Reno, who is friendly with Arbery’s parents, said that even just presenting anti-abortion and anti-L.G.B.T. views onstage without signposting those airing them as villains, or satirizing them, was “huge.”

“They disagree among themselves in profound ways,” Reno said of the characters, not all of whom admire President Trump. “But there’s no liberal reassuring the audience by correcting them.”

The lack of any overt liberal counterpoint, Arbery said, had been a stumbling block for some theaters that considered staging the play. And it has been a point of criticism for some theatergoers on Show Score, an audience rating site, which Arbery sheepishly confessed to checking “because I’m a masochist.”

The goal, he said, wasn’t to convince anyone or to stir empathy — a concept both he, and the play’s characters, question — but to ask audiences to sit with the characters’ ideas, which he calls “a radical act.” Still, he confessed to having his own doubts as he was writing the play, at one point even “thinking it was evil.”

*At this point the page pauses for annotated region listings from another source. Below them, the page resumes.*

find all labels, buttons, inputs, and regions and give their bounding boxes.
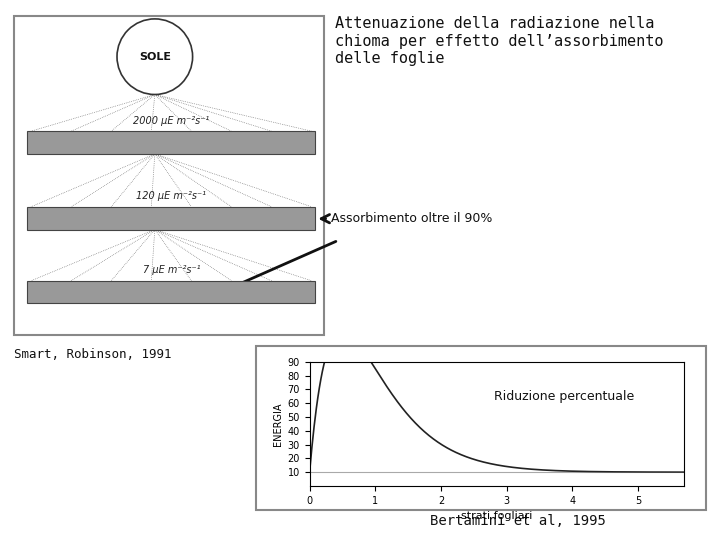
Bar xyxy=(27,281,315,303)
Text: 2000 μE m⁻²s⁻¹: 2000 μE m⁻²s⁻¹ xyxy=(133,116,210,126)
Text: SOLE: SOLE xyxy=(139,52,171,62)
Text: Bertamini et al, 1995: Bertamini et al, 1995 xyxy=(431,514,606,528)
Bar xyxy=(27,131,315,154)
Y-axis label: ENERGIA: ENERGIA xyxy=(274,402,284,446)
Text: 7 μE m⁻²s⁻¹: 7 μE m⁻²s⁻¹ xyxy=(143,265,200,275)
Text: Riduzione percentuale: Riduzione percentuale xyxy=(493,390,634,403)
X-axis label: strati fogliari: strati fogliari xyxy=(461,511,533,521)
Text: Smart, Robinson, 1991: Smart, Robinson, 1991 xyxy=(14,348,172,361)
Bar xyxy=(14,16,324,335)
Bar xyxy=(256,346,706,510)
Text: Assorbimento oltre il 90%: Assorbimento oltre il 90% xyxy=(321,212,492,225)
Text: Attenuazione della radiazione nella
chioma per effetto dell’assorbimento
delle f: Attenuazione della radiazione nella chio… xyxy=(335,16,663,66)
Text: 120 μE m⁻²s⁻¹: 120 μE m⁻²s⁻¹ xyxy=(136,191,207,201)
Bar xyxy=(27,207,315,229)
Ellipse shape xyxy=(117,19,193,94)
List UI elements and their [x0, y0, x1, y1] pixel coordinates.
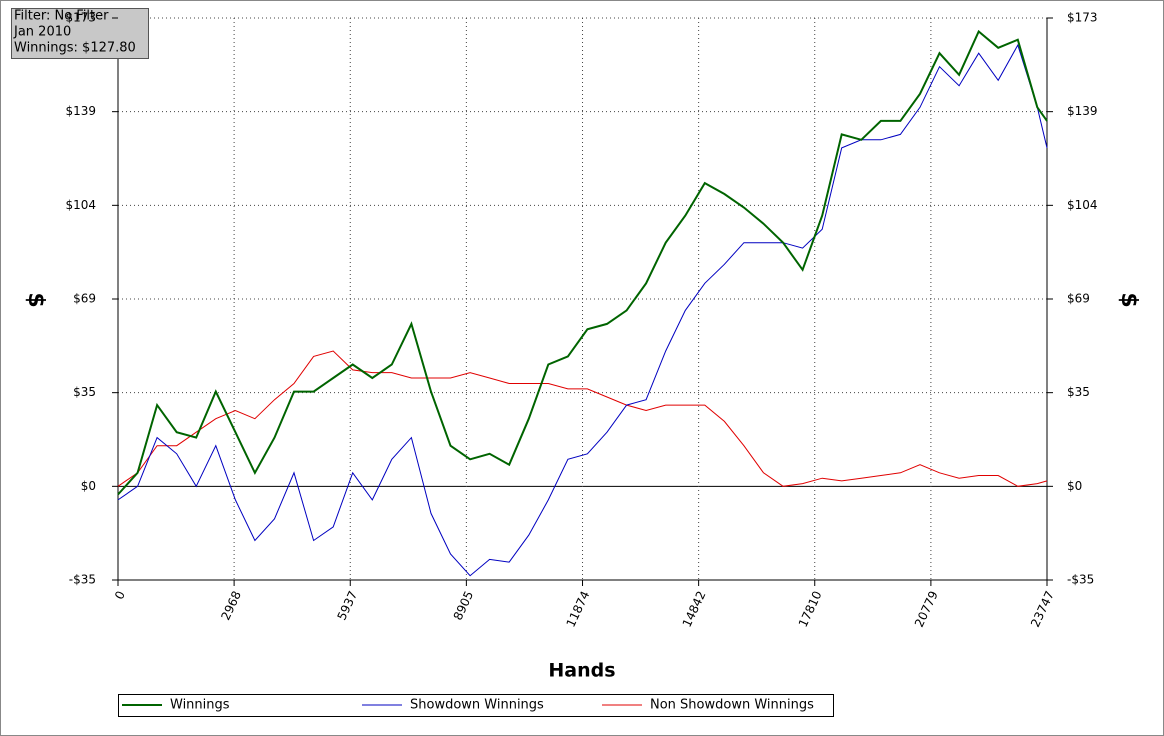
- y2-tick-label: $69: [1067, 292, 1090, 306]
- y-tick-label: $173: [65, 11, 96, 25]
- y2-axis-label: $: [1116, 292, 1141, 307]
- info-box: [11, 8, 149, 59]
- info-date: Jan 2010: [13, 25, 71, 40]
- x-axis-label: Hands: [548, 660, 615, 682]
- y-tick-label: -$35: [69, 573, 96, 587]
- y-axis-label: $: [23, 292, 48, 307]
- y2-tick-label: $104: [1067, 198, 1098, 212]
- series-line: [117, 29, 1048, 496]
- info-filter: Filter: No Filter: [14, 9, 109, 24]
- legend-label: Non Showdown Winnings: [650, 698, 814, 713]
- y2-tick-label: $0: [1067, 479, 1082, 493]
- series-line: [117, 350, 1048, 487]
- y-tick-label: $69: [73, 292, 96, 306]
- y2-tick-label: $173: [1067, 11, 1098, 25]
- legend-label: Showdown Winnings: [410, 698, 544, 713]
- legend-label: Winnings: [170, 698, 230, 713]
- y-tick-label: $104: [65, 198, 96, 212]
- legend: [118, 694, 834, 717]
- y2-tick-label: $35: [1067, 385, 1090, 399]
- y-tick-label: $35: [73, 385, 96, 399]
- series-line: [117, 43, 1048, 577]
- y2-tick-label: -$35: [1067, 573, 1094, 587]
- y-tick-label: $0: [81, 479, 96, 493]
- y-tick-label: $139: [65, 104, 96, 118]
- info-winnings: Winnings: $127.80: [14, 41, 136, 56]
- y2-tick-label: $139: [1067, 104, 1098, 118]
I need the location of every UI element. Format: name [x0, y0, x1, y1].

“There was the worry that it was just giving a platform to hateful speech,” he said. “And there was the worry that I was exploiting people I love, using their story and their pain for my benefit.”

One person he drew on was his younger sister Monica, whose ordeal with chronic Lyme disease and experiences working in a home for underprivileged pregnant women inspired the character of Emily. (She opposes abortion, but her belief — hotly contested by Teresa — that someone who works for Planned Parenthood can still be a good person makes Emily the play’s closest thing to a liberal foil.)

And the character of Gina, Emily’s mother and the newly installed president of Transfiguration, is based on Arbery’s mother, Virginia, down to the Barry Goldwater poster in her office.

In a joint telephone interview, both parents bubbled over with pride, along with a bewildered wariness at drawing attention to themselves or the school, which forgoes federal funding to avoid regulations that might compromise its Catholic principles.

“I told Will, couldn’t you have made the school in Montana or something?” his father, Glenn, said with a laugh.

Arbery said his parents had questioned the play’s ending. But they said they would reserve judgment about that until they saw the production later this month — the first time they will have seen one of his plays since freshman year in college.

“If it’s a really good play, it shouldn’t just send you out with your opinions confirmed,” Glenn Arbery said. “It should shake you.”